In 1992-2000 he worked on leading positions at local government of Khmelnytskyi Oblast.

In 2002-2006 Oluiko was a member of the Verkhovna Rada representing People's Democratic Party within the For United Ukraine! bloc.

While being a parliamentary, in 2005 he served as a Governor of Khmelnytskyi Oblast.

In the 2006 and 2007 Ukrainian parliamentary election Oluiko failed to get reelected to parliament as a candidate of Lytvyn Bloc.

In the 2012 Ukrainian parliamentary election Oluiko failed again to return to parliament as a candidate for Party of Regions in (first-past-the-post) single-member district number 189 located around Krasyliv. He gained second place with 18.62% of the votes, losing to the candidate of Svoboda Ihor Sabii who gained 19.40%.

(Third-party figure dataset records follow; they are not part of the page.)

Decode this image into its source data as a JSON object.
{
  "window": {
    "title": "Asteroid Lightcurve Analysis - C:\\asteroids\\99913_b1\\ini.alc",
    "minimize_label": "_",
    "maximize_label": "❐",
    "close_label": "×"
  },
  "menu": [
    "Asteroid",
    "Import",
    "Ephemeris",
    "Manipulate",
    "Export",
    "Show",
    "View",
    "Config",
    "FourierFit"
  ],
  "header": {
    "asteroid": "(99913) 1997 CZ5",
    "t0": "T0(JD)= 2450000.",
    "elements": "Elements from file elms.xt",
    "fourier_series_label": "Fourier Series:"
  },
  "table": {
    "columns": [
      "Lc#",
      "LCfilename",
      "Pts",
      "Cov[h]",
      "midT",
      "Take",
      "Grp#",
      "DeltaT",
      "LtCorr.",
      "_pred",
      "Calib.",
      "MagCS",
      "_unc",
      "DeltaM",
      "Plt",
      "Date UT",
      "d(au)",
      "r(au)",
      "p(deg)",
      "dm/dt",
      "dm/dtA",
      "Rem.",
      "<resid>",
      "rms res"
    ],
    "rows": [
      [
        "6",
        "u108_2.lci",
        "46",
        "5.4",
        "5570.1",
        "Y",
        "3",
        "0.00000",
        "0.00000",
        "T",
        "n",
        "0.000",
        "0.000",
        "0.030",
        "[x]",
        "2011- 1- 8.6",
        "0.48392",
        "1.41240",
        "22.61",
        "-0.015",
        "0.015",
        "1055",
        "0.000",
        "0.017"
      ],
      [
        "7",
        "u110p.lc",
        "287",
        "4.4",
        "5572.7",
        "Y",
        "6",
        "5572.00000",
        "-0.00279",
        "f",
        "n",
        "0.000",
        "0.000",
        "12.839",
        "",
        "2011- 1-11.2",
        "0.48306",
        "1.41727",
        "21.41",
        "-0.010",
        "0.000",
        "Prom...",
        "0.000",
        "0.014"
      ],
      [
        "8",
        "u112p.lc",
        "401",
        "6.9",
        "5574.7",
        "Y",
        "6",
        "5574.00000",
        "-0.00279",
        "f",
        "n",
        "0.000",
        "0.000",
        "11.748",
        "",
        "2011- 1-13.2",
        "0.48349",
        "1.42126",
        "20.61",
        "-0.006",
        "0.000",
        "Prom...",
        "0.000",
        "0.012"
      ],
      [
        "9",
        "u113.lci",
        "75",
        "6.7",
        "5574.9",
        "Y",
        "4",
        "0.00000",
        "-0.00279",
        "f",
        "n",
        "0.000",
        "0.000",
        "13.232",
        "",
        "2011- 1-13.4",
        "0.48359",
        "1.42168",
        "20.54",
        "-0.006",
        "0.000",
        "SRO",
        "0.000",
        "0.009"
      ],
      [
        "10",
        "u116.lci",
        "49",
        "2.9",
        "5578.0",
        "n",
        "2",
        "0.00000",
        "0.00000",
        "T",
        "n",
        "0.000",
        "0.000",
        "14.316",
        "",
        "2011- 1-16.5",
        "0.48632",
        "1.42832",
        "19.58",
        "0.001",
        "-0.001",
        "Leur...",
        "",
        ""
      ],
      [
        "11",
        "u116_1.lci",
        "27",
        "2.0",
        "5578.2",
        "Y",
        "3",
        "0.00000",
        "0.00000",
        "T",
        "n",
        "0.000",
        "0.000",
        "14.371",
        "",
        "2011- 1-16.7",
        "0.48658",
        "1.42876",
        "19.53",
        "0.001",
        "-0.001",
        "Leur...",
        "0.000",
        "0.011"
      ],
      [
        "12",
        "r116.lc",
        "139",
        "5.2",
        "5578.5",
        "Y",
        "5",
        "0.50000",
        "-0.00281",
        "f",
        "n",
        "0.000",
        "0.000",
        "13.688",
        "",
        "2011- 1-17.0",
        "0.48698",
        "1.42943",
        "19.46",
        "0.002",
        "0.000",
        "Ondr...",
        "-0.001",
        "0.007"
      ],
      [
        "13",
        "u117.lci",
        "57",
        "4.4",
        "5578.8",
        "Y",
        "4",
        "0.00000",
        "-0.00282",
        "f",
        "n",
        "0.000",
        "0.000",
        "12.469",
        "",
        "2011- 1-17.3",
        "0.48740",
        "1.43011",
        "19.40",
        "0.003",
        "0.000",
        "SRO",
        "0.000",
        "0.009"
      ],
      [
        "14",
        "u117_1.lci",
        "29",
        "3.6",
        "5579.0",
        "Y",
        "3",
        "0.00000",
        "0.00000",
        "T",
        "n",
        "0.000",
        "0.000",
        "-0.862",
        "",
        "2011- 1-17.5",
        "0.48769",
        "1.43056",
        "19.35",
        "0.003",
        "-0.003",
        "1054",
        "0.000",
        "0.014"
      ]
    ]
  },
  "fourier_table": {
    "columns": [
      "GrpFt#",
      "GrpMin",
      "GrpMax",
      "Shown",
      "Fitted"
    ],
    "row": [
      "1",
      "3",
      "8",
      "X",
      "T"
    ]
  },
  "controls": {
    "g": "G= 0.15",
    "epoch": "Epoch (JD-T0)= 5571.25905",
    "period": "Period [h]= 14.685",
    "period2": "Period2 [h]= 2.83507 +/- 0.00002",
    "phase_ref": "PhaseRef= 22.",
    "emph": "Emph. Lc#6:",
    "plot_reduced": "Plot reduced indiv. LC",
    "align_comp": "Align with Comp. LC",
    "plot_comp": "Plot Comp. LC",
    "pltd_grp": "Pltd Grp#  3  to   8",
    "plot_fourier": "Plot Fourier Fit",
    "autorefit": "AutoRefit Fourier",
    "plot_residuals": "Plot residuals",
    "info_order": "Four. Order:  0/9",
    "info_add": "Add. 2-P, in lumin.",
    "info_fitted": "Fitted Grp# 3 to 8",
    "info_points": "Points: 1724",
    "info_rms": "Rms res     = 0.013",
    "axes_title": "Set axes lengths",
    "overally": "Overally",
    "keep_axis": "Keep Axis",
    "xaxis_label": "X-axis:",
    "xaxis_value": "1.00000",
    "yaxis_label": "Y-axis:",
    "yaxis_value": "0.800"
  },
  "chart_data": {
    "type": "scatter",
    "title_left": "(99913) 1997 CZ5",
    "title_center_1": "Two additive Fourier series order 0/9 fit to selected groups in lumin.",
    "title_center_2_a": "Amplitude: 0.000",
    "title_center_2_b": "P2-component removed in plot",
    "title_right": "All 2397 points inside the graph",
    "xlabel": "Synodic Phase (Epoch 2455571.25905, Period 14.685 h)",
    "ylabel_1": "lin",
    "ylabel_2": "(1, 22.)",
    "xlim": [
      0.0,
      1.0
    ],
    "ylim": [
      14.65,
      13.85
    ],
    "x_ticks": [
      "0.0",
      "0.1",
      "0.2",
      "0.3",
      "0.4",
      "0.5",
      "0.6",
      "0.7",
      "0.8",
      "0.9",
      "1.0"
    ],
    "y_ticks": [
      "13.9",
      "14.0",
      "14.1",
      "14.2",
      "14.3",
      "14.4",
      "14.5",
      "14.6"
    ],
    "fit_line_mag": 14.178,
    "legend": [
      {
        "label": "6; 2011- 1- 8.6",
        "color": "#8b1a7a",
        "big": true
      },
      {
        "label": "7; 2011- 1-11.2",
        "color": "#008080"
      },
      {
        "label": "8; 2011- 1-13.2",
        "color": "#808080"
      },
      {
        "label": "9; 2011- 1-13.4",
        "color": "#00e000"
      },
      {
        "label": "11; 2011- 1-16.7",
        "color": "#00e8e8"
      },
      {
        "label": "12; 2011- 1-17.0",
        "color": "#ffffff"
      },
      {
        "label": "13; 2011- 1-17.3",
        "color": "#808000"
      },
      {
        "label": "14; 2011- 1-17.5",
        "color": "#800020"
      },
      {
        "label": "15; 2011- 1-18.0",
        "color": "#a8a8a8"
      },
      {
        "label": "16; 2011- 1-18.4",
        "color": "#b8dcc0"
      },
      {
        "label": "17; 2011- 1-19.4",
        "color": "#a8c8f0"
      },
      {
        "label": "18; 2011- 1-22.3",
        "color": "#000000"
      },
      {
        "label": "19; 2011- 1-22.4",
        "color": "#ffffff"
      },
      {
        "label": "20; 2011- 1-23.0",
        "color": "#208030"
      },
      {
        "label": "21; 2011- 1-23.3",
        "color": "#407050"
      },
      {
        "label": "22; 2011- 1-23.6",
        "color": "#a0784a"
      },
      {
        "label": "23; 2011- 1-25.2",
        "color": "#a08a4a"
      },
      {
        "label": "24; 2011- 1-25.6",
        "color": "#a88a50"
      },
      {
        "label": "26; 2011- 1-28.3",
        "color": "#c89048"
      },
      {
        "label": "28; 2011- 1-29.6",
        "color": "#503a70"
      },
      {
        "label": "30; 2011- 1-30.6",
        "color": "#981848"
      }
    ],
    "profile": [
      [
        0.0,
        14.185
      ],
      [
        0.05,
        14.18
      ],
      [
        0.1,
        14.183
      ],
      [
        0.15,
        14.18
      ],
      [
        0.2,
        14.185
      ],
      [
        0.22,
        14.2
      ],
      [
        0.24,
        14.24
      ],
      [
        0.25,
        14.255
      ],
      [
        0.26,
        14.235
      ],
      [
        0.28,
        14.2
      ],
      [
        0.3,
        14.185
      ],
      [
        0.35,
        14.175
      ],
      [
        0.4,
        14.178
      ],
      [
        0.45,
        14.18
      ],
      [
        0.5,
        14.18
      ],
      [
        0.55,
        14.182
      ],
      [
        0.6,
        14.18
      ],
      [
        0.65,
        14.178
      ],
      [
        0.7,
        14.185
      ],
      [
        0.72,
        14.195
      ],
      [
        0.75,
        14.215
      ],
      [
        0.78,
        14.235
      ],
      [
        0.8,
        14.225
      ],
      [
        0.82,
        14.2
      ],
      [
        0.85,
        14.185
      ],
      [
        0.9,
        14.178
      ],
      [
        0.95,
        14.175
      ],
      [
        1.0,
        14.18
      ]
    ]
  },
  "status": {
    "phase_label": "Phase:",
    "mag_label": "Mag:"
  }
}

Oluiko last attempt to return to the national parliament in the 2014 Ukrainian parliamentary election was again unsuccessful as his party Strong Ukraine failed to clear the 5% election threshold (it got 3.11% of the votes) and Oluiko was placed 46th on its national list (the party did win one constituency seat and thus one parliamentary seat).